In “About Abortion: Terminating Pregnancy in Twenty-First-Century America,” Sanger makes a compelling case for how a private matter — choosing to have an abortion — has been so politicized and stigmatized that it has been transformed into something that women feel they must keep secret, lest they set themselves up for public shaming. …

When you consider that there are nearly 1 million abortions provided each year, for a rate of nearly 15 out of 1,000 women of reproductive age, it’s clear there are millions of women who could effectively advocate for rational reproductive healthcare policy if they felt safe to do so.

This is a big assumption on writer Jordan Smith’s part. In it is the underlying assumption that most women who have had abortions want them to be legal and easily available.

The problem is that abortion activists ignore the huge number of women who had bad experiences with abortion and now regret them.
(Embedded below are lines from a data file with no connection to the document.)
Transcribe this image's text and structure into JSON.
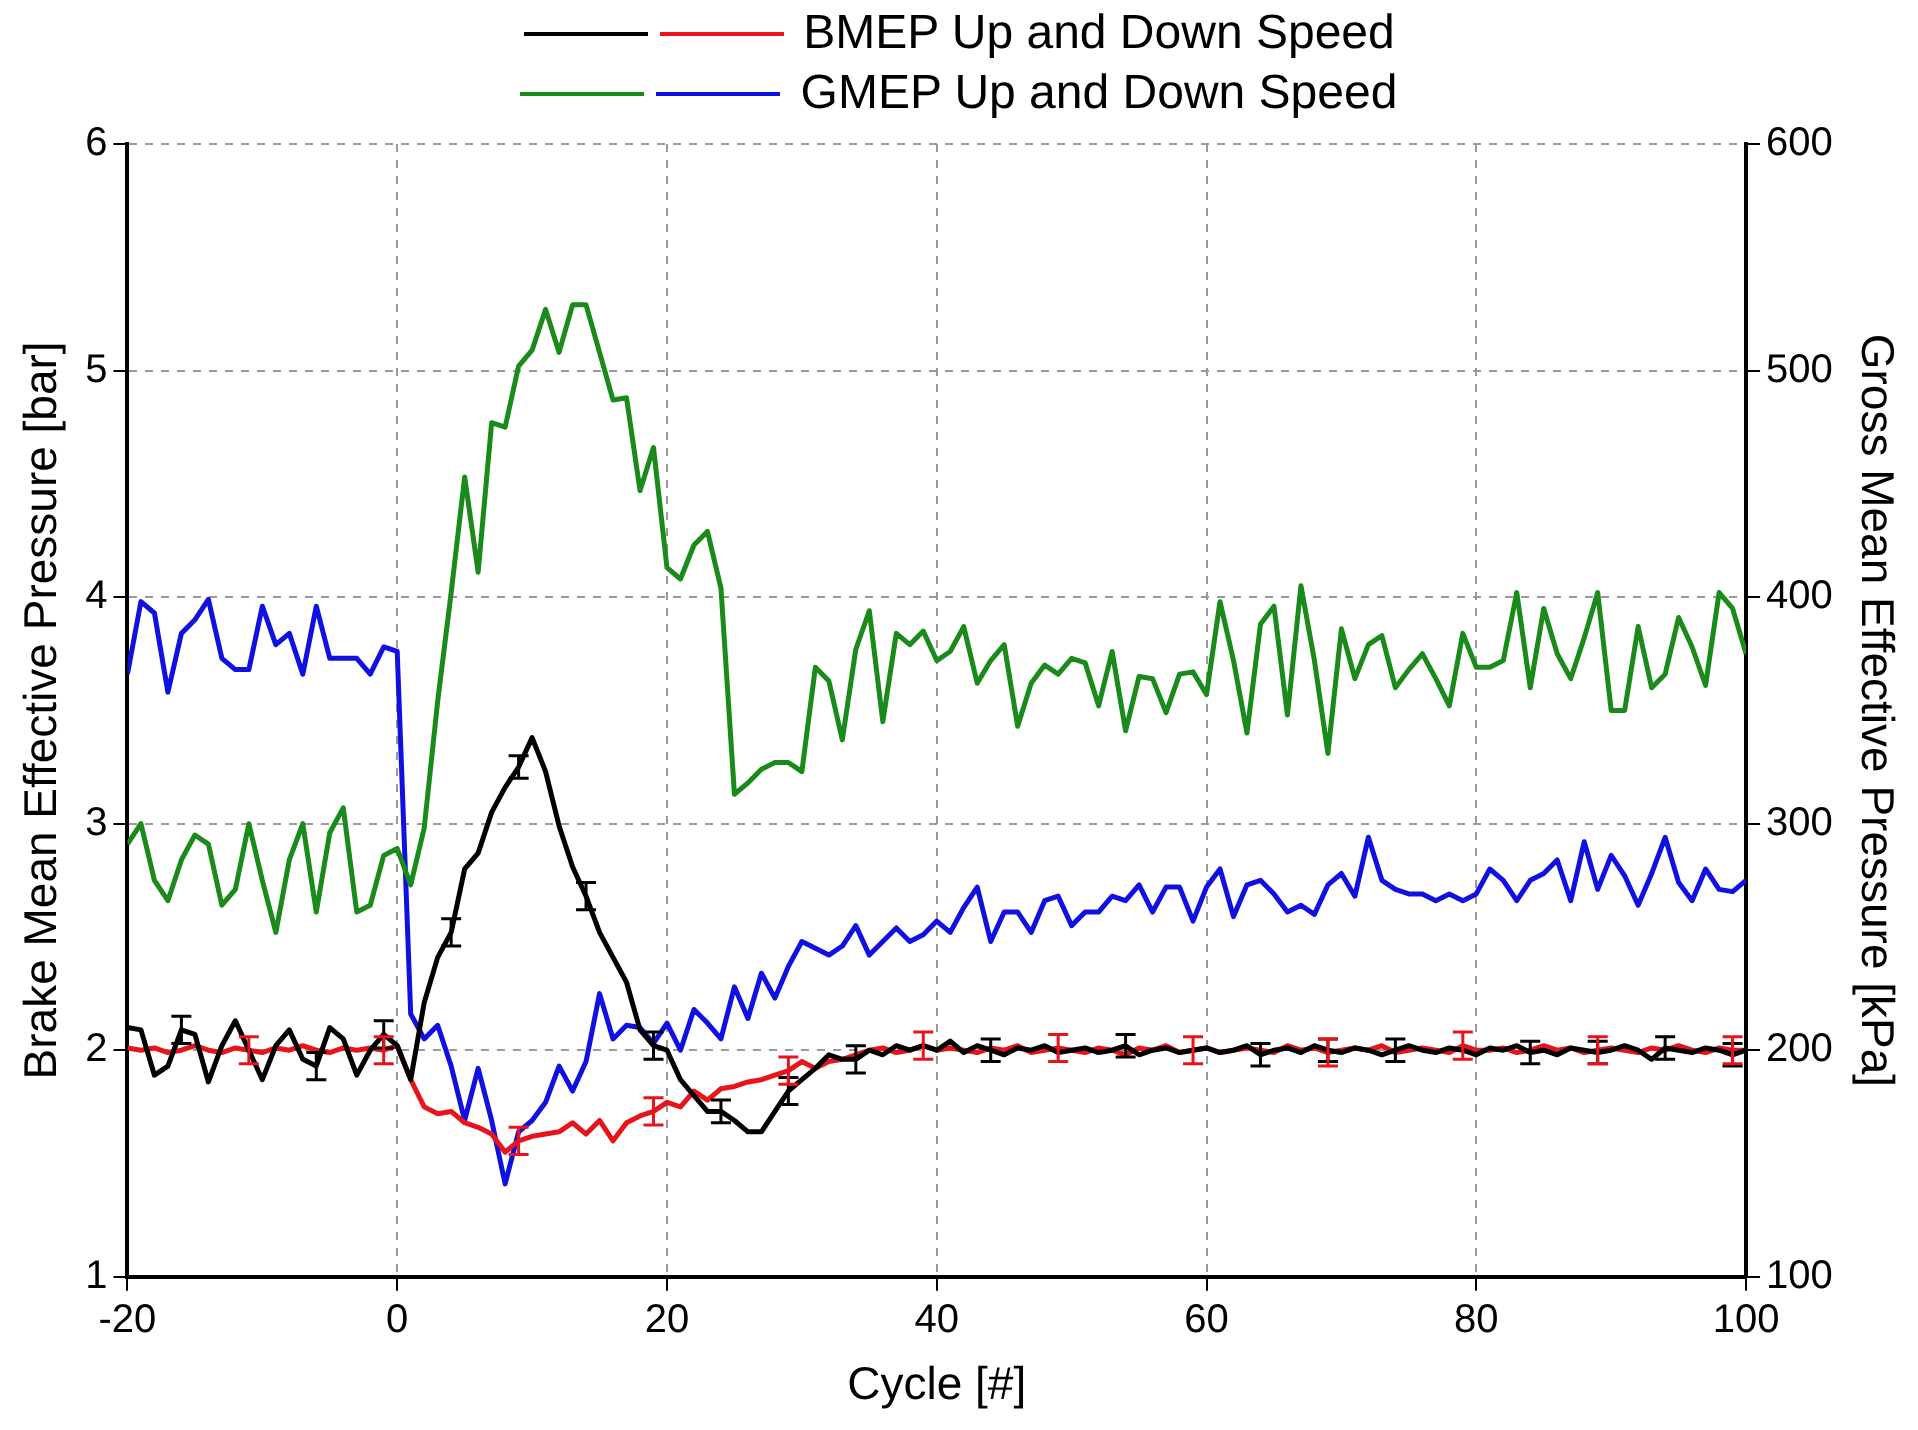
{
  "chart_data": {
    "type": "line",
    "xlabel": "Cycle [#]",
    "ylabel": "Brake Mean Effective Pressure [bar]",
    "y2label": "Gross Mean Effective Pressure [kPa]",
    "x": [
      -20,
      -19,
      -18,
      -17,
      -16,
      -15,
      -14,
      -13,
      -12,
      -11,
      -10,
      -9,
      -8,
      -7,
      -6,
      -5,
      -4,
      -3,
      -2,
      -1,
      0,
      1,
      2,
      3,
      4,
      5,
      6,
      7,
      8,
      9,
      10,
      11,
      12,
      13,
      14,
      15,
      16,
      17,
      18,
      19,
      20,
      21,
      22,
      23,
      24,
      25,
      26,
      27,
      28,
      29,
      30,
      31,
      32,
      33,
      34,
      35,
      36,
      37,
      38,
      39,
      40,
      41,
      42,
      43,
      44,
      45,
      46,
      47,
      48,
      49,
      50,
      51,
      52,
      53,
      54,
      55,
      56,
      57,
      58,
      59,
      60,
      61,
      62,
      63,
      64,
      65,
      66,
      67,
      68,
      69,
      70,
      71,
      72,
      73,
      74,
      75,
      76,
      77,
      78,
      79,
      80,
      81,
      82,
      83,
      84,
      85,
      86,
      87,
      88,
      89,
      90,
      91,
      92,
      93,
      94,
      95,
      96,
      97,
      98,
      99,
      100
    ],
    "xlim": [
      -20,
      100
    ],
    "xticks": [
      -20,
      0,
      20,
      40,
      60,
      80,
      100
    ],
    "ylim": [
      1,
      6
    ],
    "yticks": [
      1,
      2,
      3,
      4,
      5,
      6
    ],
    "y2lim": [
      100,
      600
    ],
    "y2ticks": [
      100,
      200,
      300,
      400,
      500,
      600
    ],
    "grid": true,
    "legend": "top",
    "series": [
      {
        "color": "#000000",
        "values": [
          2.1,
          2.09,
          1.89,
          1.93,
          2.09,
          2.07,
          1.86,
          2.02,
          2.13,
          2.0,
          1.87,
          2.02,
          2.09,
          1.96,
          1.93,
          2.1,
          2.05,
          1.89,
          2.0,
          2.07,
          2.02,
          1.87,
          2.21,
          2.41,
          2.52,
          2.8,
          2.87,
          3.05,
          3.16,
          3.25,
          3.38,
          3.23,
          2.99,
          2.81,
          2.68,
          2.52,
          2.41,
          2.3,
          2.09,
          2.02,
          2.0,
          1.87,
          1.8,
          1.73,
          1.73,
          1.69,
          1.64,
          1.64,
          1.73,
          1.82,
          1.87,
          1.92,
          1.98,
          1.96,
          1.96,
          2.0,
          1.98,
          2.02,
          2.0,
          2.02,
          2.0,
          2.04,
          1.99,
          2.02,
          2.0,
          1.98,
          2.01,
          2.0,
          2.02,
          1.99,
          2.0,
          2.01,
          1.99,
          2.0,
          2.02,
          1.98,
          2.0,
          2.01,
          1.99,
          2.0,
          2.01,
          1.99,
          2.0,
          2.02,
          1.98,
          2.0,
          2.01,
          1.99,
          2.02,
          2.0,
          1.99,
          2.01,
          2.0,
          1.98,
          2.0,
          2.02,
          2.0,
          1.99,
          2.01,
          2.0,
          1.98,
          2.01,
          2.0,
          2.02,
          1.99,
          2.0,
          1.98,
          2.01,
          2.0,
          1.99,
          2.0,
          2.02,
          2.0,
          1.96,
          2.01,
          2.0,
          1.99,
          2.01,
          2.0,
          1.98,
          2.0
        ],
        "errors": [
          null,
          null,
          null,
          null,
          0.06,
          null,
          null,
          null,
          null,
          null,
          null,
          null,
          null,
          null,
          0.06,
          null,
          null,
          null,
          null,
          0.06,
          null,
          null,
          null,
          null,
          0.06,
          null,
          null,
          null,
          null,
          0.05,
          null,
          null,
          null,
          null,
          0.06,
          null,
          null,
          null,
          null,
          0.06,
          null,
          null,
          null,
          null,
          0.05,
          null,
          null,
          null,
          null,
          0.06,
          null,
          null,
          null,
          null,
          0.06,
          null,
          null,
          null,
          null,
          null,
          null,
          null,
          null,
          null,
          0.05,
          null,
          null,
          null,
          null,
          null,
          null,
          null,
          null,
          null,
          0.05,
          null,
          null,
          null,
          null,
          null,
          null,
          null,
          null,
          null,
          0.05,
          null,
          null,
          null,
          null,
          0.05,
          null,
          null,
          null,
          null,
          0.05,
          null,
          null,
          null,
          null,
          null,
          null,
          null,
          null,
          null,
          0.05,
          null,
          null,
          null,
          null,
          0.05,
          null,
          null,
          null,
          null,
          0.05,
          null,
          null,
          null,
          null,
          0.05,
          null
        ]
      },
      {
        "name": "BMEP Up and Down Speed",
        "color": "#e8141b",
        "values": [
          2.01,
          2.0,
          2.01,
          1.99,
          2.0,
          2.02,
          2.0,
          1.99,
          2.01,
          2.0,
          1.99,
          2.01,
          2.0,
          2.02,
          2.0,
          1.99,
          2.01,
          2.0,
          2.01,
          2.0,
          2.02,
          1.87,
          1.75,
          1.72,
          1.73,
          1.68,
          1.66,
          1.63,
          1.55,
          1.6,
          1.62,
          1.63,
          1.64,
          1.68,
          1.63,
          1.69,
          1.6,
          1.68,
          1.71,
          1.73,
          1.77,
          1.75,
          1.82,
          1.78,
          1.83,
          1.84,
          1.86,
          1.87,
          1.89,
          1.91,
          1.95,
          1.92,
          1.95,
          1.96,
          1.98,
          2.0,
          2.01,
          1.99,
          2.0,
          2.02,
          2.0,
          2.01,
          2.0,
          1.99,
          2.01,
          2.0,
          2.02,
          1.99,
          2.0,
          2.01,
          2.0,
          1.99,
          2.01,
          2.0,
          1.98,
          2.01,
          2.0,
          2.02,
          1.99,
          2.0,
          2.01,
          1.99,
          2.0,
          2.01,
          2.0,
          1.99,
          2.02,
          2.0,
          2.01,
          1.99,
          2.0,
          2.01,
          2.0,
          2.02,
          1.99,
          2.0,
          2.01,
          2.0,
          1.99,
          2.02,
          2.0,
          2.0,
          2.01,
          1.99,
          2.0,
          2.02,
          2.0,
          2.01,
          1.99,
          2.0,
          2.01,
          2.0,
          1.99,
          2.01,
          2.0,
          2.02,
          2.0,
          1.99,
          2.01,
          2.0,
          2.0
        ],
        "errors": [
          null,
          null,
          null,
          null,
          null,
          null,
          null,
          null,
          null,
          0.06,
          null,
          null,
          null,
          null,
          null,
          null,
          null,
          null,
          null,
          0.06,
          null,
          null,
          null,
          null,
          null,
          null,
          null,
          null,
          null,
          0.06,
          null,
          null,
          null,
          null,
          null,
          null,
          null,
          null,
          null,
          0.06,
          null,
          null,
          null,
          null,
          null,
          null,
          null,
          null,
          null,
          0.06,
          null,
          null,
          null,
          null,
          null,
          null,
          null,
          null,
          null,
          0.06,
          null,
          null,
          null,
          null,
          null,
          null,
          null,
          null,
          null,
          0.06,
          null,
          null,
          null,
          null,
          null,
          null,
          null,
          null,
          null,
          0.06,
          null,
          null,
          null,
          null,
          null,
          null,
          null,
          null,
          null,
          0.06,
          null,
          null,
          null,
          null,
          null,
          null,
          null,
          null,
          null,
          0.06,
          null,
          null,
          null,
          null,
          null,
          null,
          null,
          null,
          null,
          0.06,
          null,
          null,
          null,
          null,
          null,
          null,
          null,
          null,
          null,
          0.06,
          null
        ]
      },
      {
        "color": "#1a8a1a",
        "axis": "y2",
        "values": [
          291,
          300,
          275,
          266,
          284,
          295,
          291,
          264,
          271,
          300,
          275,
          252,
          284,
          300,
          261,
          296,
          307,
          261,
          264,
          286,
          289,
          273,
          298,
          354,
          402,
          453,
          411,
          477,
          475,
          502,
          509,
          527,
          508,
          529,
          529,
          508,
          487,
          488,
          447,
          466,
          413,
          408,
          423,
          429,
          404,
          313,
          318,
          324,
          327,
          327,
          323,
          369,
          363,
          337,
          377,
          394,
          345,
          384,
          379,
          385,
          372,
          376,
          387,
          362,
          372,
          379,
          343,
          362,
          370,
          366,
          373,
          371,
          352,
          376,
          341,
          365,
          364,
          349,
          366,
          367,
          357,
          398,
          372,
          340,
          388,
          396,
          348,
          405,
          372,
          331,
          386,
          364,
          379,
          383,
          360,
          368,
          375,
          364,
          352,
          384,
          369,
          369,
          372,
          402,
          360,
          395,
          375,
          364,
          382,
          402,
          350,
          350,
          387,
          360,
          366,
          391,
          378,
          361,
          402,
          395,
          375
        ]
      },
      {
        "name": "GMEP Up and Down Speed",
        "color": "#1010e0",
        "axis": "y2",
        "values": [
          366,
          398,
          393,
          358,
          384,
          390,
          399,
          373,
          368,
          368,
          396,
          379,
          384,
          366,
          396,
          373,
          373,
          373,
          366,
          378,
          376,
          216,
          205,
          211,
          193,
          169,
          192,
          169,
          141,
          164,
          169,
          177,
          193,
          182,
          195,
          225,
          205,
          211,
          210,
          203,
          212,
          200,
          218,
          212,
          205,
          228,
          214,
          234,
          223,
          237,
          248,
          245,
          242,
          246,
          255,
          242,
          248,
          254,
          248,
          251,
          257,
          252,
          263,
          272,
          248,
          261,
          261,
          252,
          266,
          268,
          255,
          261,
          261,
          268,
          266,
          273,
          261,
          272,
          272,
          257,
          272,
          280,
          259,
          273,
          275,
          269,
          261,
          264,
          260,
          273,
          278,
          268,
          294,
          275,
          271,
          269,
          269,
          266,
          269,
          266,
          269,
          280,
          275,
          266,
          275,
          278,
          284,
          266,
          292,
          271,
          286,
          277,
          264,
          278,
          294,
          274,
          266,
          280,
          271,
          270,
          275
        ]
      }
    ]
  }
}
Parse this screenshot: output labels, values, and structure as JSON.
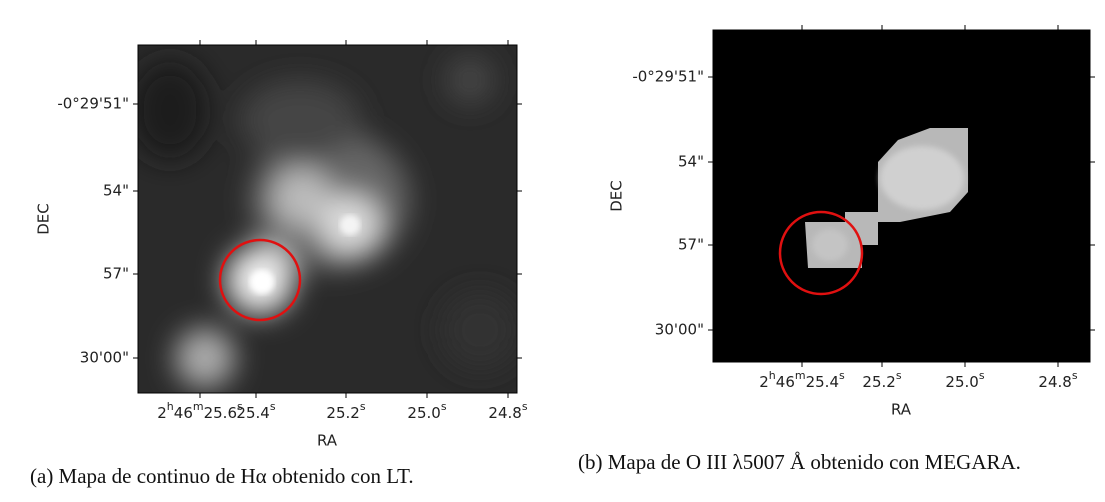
{
  "panels": [
    {
      "y_ticks": [
        "-0°29'51\"",
        "54\"",
        "57\"",
        "30'00\""
      ],
      "x_ticks": [
        [
          "2",
          "h",
          "46",
          "m",
          "25.6",
          "s"
        ],
        [
          "25.4",
          "s"
        ],
        [
          "25.2",
          "s"
        ],
        [
          "25.0",
          "s"
        ],
        [
          "24.8",
          "s"
        ]
      ],
      "y_label": "DEC",
      "x_label": "RA",
      "caption": "(a) Mapa de continuo de Hα obtenido con LT."
    },
    {
      "y_ticks": [
        "-0°29'51\"",
        "54\"",
        "57\"",
        "30'00\""
      ],
      "x_ticks": [
        [
          "2",
          "h",
          "46",
          "m",
          "25.4",
          "s"
        ],
        [
          "25.2",
          "s"
        ],
        [
          "25.0",
          "s"
        ],
        [
          "24.8",
          "s"
        ]
      ],
      "y_label": "DEC",
      "x_label": "RA",
      "caption": "(b) Mapa de O III λ5007 Å obtenido con MEGARA."
    }
  ]
}
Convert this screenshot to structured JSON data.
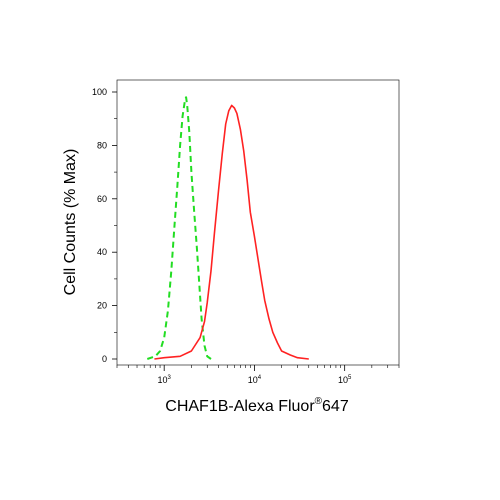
{
  "chart_data": {
    "type": "line",
    "xlabel": "CHAF1B-Alexa Fluor",
    "xlabel_superscript": "®",
    "xlabel_suffix": "647",
    "ylabel": "Cell Counts (% Max)",
    "x_scale": "log",
    "xlim": [
      300,
      400000
    ],
    "ylim": [
      0,
      105
    ],
    "x_ticks": [
      {
        "base": "10",
        "exp": "3",
        "value": 1000
      },
      {
        "base": "10",
        "exp": "4",
        "value": 10000
      },
      {
        "base": "10",
        "exp": "5",
        "value": 100000
      }
    ],
    "y_ticks": [
      "0",
      "20",
      "40",
      "60",
      "80",
      "100"
    ],
    "y_tick_values": [
      0,
      20,
      40,
      60,
      80,
      100
    ],
    "grid": false,
    "series": [
      {
        "color": "#22dd22",
        "style": "dashed",
        "points": [
          [
            650,
            0
          ],
          [
            800,
            1
          ],
          [
            900,
            3
          ],
          [
            1000,
            8
          ],
          [
            1100,
            18
          ],
          [
            1200,
            33
          ],
          [
            1300,
            50
          ],
          [
            1400,
            65
          ],
          [
            1500,
            80
          ],
          [
            1600,
            91
          ],
          [
            1700,
            97
          ],
          [
            1750,
            98
          ],
          [
            1800,
            95
          ],
          [
            1900,
            85
          ],
          [
            2000,
            70
          ],
          [
            2150,
            55
          ],
          [
            2300,
            42
          ],
          [
            2450,
            28
          ],
          [
            2600,
            15
          ],
          [
            2800,
            5
          ],
          [
            3000,
            1
          ],
          [
            3300,
            0
          ]
        ]
      },
      {
        "color": "#ff2222",
        "style": "solid",
        "points": [
          [
            780,
            0
          ],
          [
            1000,
            0.5
          ],
          [
            1500,
            1
          ],
          [
            2000,
            3
          ],
          [
            2500,
            8
          ],
          [
            2800,
            14
          ],
          [
            3000,
            21
          ],
          [
            3300,
            33
          ],
          [
            3600,
            47
          ],
          [
            4000,
            63
          ],
          [
            4400,
            77
          ],
          [
            4800,
            88
          ],
          [
            5200,
            93
          ],
          [
            5600,
            95
          ],
          [
            6000,
            94
          ],
          [
            6400,
            92
          ],
          [
            7000,
            86
          ],
          [
            7600,
            78
          ],
          [
            8300,
            67
          ],
          [
            9000,
            55
          ],
          [
            10000,
            46
          ],
          [
            11000,
            37
          ],
          [
            12000,
            29
          ],
          [
            13000,
            22
          ],
          [
            14500,
            15
          ],
          [
            16000,
            10
          ],
          [
            18000,
            6
          ],
          [
            20000,
            3
          ],
          [
            25000,
            1.5
          ],
          [
            30000,
            0.5
          ],
          [
            40000,
            0
          ]
        ]
      }
    ]
  }
}
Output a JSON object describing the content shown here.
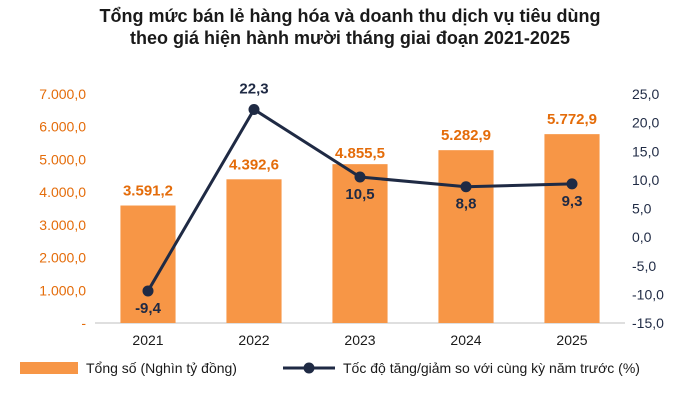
{
  "chart_data": {
    "type": "bar+line",
    "title_line1": "Tổng mức bán lẻ hàng hóa và doanh thu dịch vụ tiêu dùng",
    "title_line2": "theo giá hiện hành mười tháng giai đoạn 2021-2025",
    "categories": [
      "2021",
      "2022",
      "2023",
      "2024",
      "2025"
    ],
    "series": [
      {
        "name": "Tổng số (Nghìn tỷ đồng)",
        "type": "bar",
        "axis": "left",
        "color": "#f79646",
        "values": [
          3591.2,
          4392.6,
          4855.5,
          5282.9,
          5772.9
        ],
        "labels": [
          "3.591,2",
          "4.392,6",
          "4.855,5",
          "5.282,9",
          "5.772,9"
        ]
      },
      {
        "name": "Tốc độ tăng/giảm so với cùng kỳ năm trước (%)",
        "type": "line",
        "axis": "right",
        "color": "#1f2a44",
        "values": [
          -9.4,
          22.3,
          10.5,
          8.8,
          9.3
        ],
        "labels": [
          "-9,4",
          "22,3",
          "10,5",
          "8,8",
          "9,3"
        ]
      }
    ],
    "y_left": {
      "range": [
        0,
        7000
      ],
      "ticks": [
        0,
        1000,
        2000,
        3000,
        4000,
        5000,
        6000,
        7000
      ],
      "tick_labels": [
        "-",
        "1.000,0",
        "2.000,0",
        "3.000,0",
        "4.000,0",
        "5.000,0",
        "6.000,0",
        "7.000,0"
      ],
      "color": "#e46c0a"
    },
    "y_right": {
      "range": [
        -15,
        25
      ],
      "ticks": [
        -15,
        -10,
        -5,
        0,
        5,
        10,
        15,
        20,
        25
      ],
      "tick_labels": [
        "-15,0",
        "-10,0",
        "-5,0",
        "0,0",
        "5,0",
        "10,0",
        "15,0",
        "20,0",
        "25,0"
      ],
      "color": "#1f2a44"
    },
    "grid": false,
    "legend_position": "bottom"
  }
}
They ignore the many, many women who say they were pressured or coerced to abort their unborn child. They ignore the women who have been lied to, pressured and even sexually abused by abortion clinic staff.

These women’s stories do not fit Smith’s or Sanger’s narrative that abortion is good and necessary for women.

The facts do not fit with abortion activists’ narrative either. An abortion is not just like any other medical procedure; it kills a unique, living human entity. Public polling on the morality and legalization of abortion indicate that most Americans sense this to be true. More Americans say abortion is “morally wrong” than “morally acceptable,” and most want abortions to be illegal or limited to a few, rare circumstances.

Abortion will never be normal, no matter how hard abortion activists try to make it so.